Since last month, San Bernardino and Redlands have become synonymous with domestic terrorism and murder.  I grieve for the families and friends of those who were killed, and grieve for the murderers.  I am sad, too, that this place I love has become a symbol of loss and bitterness.

Because my life has been comparatively easy, probably at the expense of others, I am bewildered by the anger, resentment or rage that would cause a person to kill; I don’t understand.
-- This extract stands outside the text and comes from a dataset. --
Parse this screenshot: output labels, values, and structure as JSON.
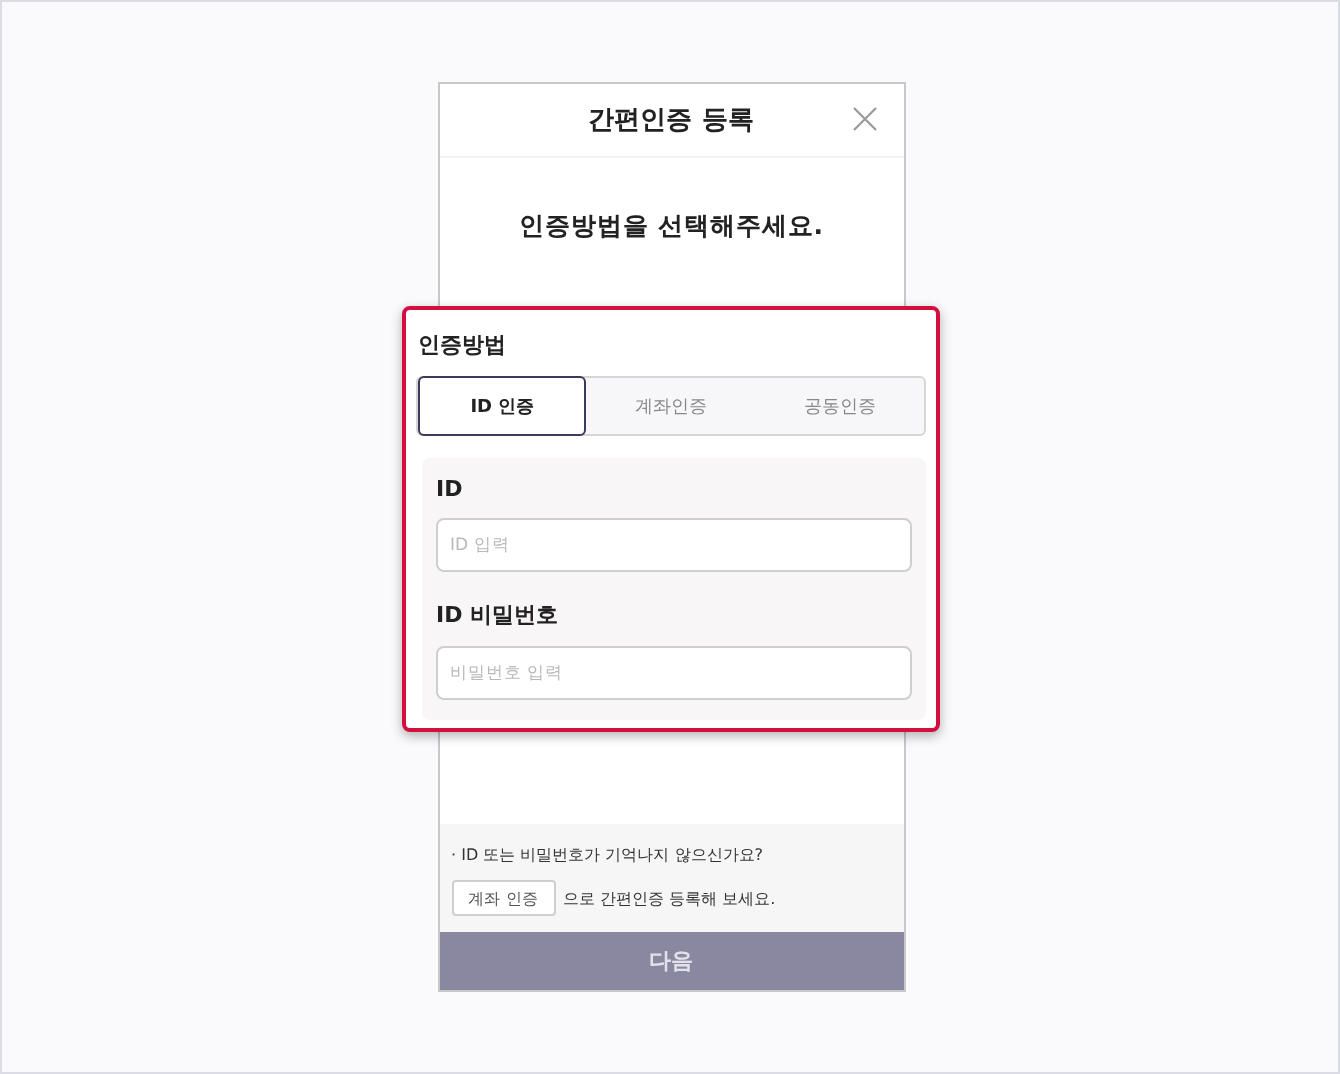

I don’t know if the San Bernardino slayers sought to end obscurity with notoriety, as some shooters do, or to revenge wrongs.  It is hard to believe they believed that they truly served God, although people of the book have violated the sixth commandment in God's name before.
 

I’d wish I could think that Daesh attracted the naturally cruel, the murderers, the evil, but I don’t.  I think the poor, the bored, the underemployed, the resentful, the obscure, find Daesh, and Daesh, for its own ends, skillfully turns them to harm.
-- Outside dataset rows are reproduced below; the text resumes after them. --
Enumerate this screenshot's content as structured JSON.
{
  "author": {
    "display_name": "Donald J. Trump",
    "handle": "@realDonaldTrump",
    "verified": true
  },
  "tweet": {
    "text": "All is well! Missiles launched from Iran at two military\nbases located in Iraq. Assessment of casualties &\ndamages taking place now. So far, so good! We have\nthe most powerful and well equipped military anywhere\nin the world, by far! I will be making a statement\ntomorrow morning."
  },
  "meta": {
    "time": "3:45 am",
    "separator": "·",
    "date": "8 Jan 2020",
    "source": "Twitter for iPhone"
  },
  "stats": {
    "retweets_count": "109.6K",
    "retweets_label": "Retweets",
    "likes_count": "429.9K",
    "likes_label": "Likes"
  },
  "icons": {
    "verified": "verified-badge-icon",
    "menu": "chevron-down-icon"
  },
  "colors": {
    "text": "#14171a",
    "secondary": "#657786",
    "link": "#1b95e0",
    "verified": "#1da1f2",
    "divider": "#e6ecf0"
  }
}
These phrases from W.H. Auden’s poem September 1, 1939 help me.

. . .

I and the public know
What all schoolchildren learn,
Those to whom evil is done
Do evil in return.

. . .

There is no such thing as the State
And no one exists alone;
Hunger allows no choice
To the citizen or the police;
We must love one another or die.


Saturday, January 2, 2016

First Footing at Mint Springs Park



My sister Nancy spent her last years in Perthshire in the Scottish Highlands.  Friends there celebrated the first hours of Hogmanay, New Years day.  They walked, or if not intending to drink, drove to each others houses where their friends refreshed them with food, drink, and Auld Lang Syne.  The first foot to enter the house on Hogmanay would visit the house often for the rest of the year.  Though friends vied to set the first foot in the house, anyone who came by on the first of January would be a welcome and frequent visitor for the rest of the year.

Ox and I slept late after our traditional quiet New Year’s Eve.  We spent a quiet day at home, Ox catching up on internet correspondence, and I trying to finish a knitted Christmas present.

In the evening we drove to Mint Springs Park to make 2016’s first footing.  It was five o’clock, already lighter at that hour than it had been at five in the weeks before.  We parked by shelter one and walked counterclockwise around the pond.  The sunset appeared first in the northeast.  Tree feathers on the hilltop brushed the salmon sky.  The shadow of the hill darkened the northeast half of the pond; it was topped with a richer salmon color toward us.  Then the setting sun’s reflection moved to the dam.  At last the real sunset showed in the west, in the valley between two hills.  For a few minutes the whole sky was salmon orange. The water looked like hammered brass from the south side of the lake.  Breezes and inlet currents crossed to make these shiny scales.

We met a woman leading three large dogs.  We had met the dogs before.  They sniffed our hands, wagged their tails, and dragged the woman toward the shelter.  We followed their wet footprints back to one large dark wet place on the path and then to another.  The wet footprints ended at this place where the dogs had first jumped in the pond.

From the dam on the east side of the lake we saw the goose flock (Ox counted 23) feeding in the grass by the cattails.  The water, moved by a stiffer breeze, took on the appearance of salmon stucco.  At our approach the geese moved silently toward the water; we split the flock on our path toward the car.  Gray erased the sky's salmon color. The chilly air turned cold. 

We left Mint Springs Park, happy in the notion that we would return there frequently in 2016.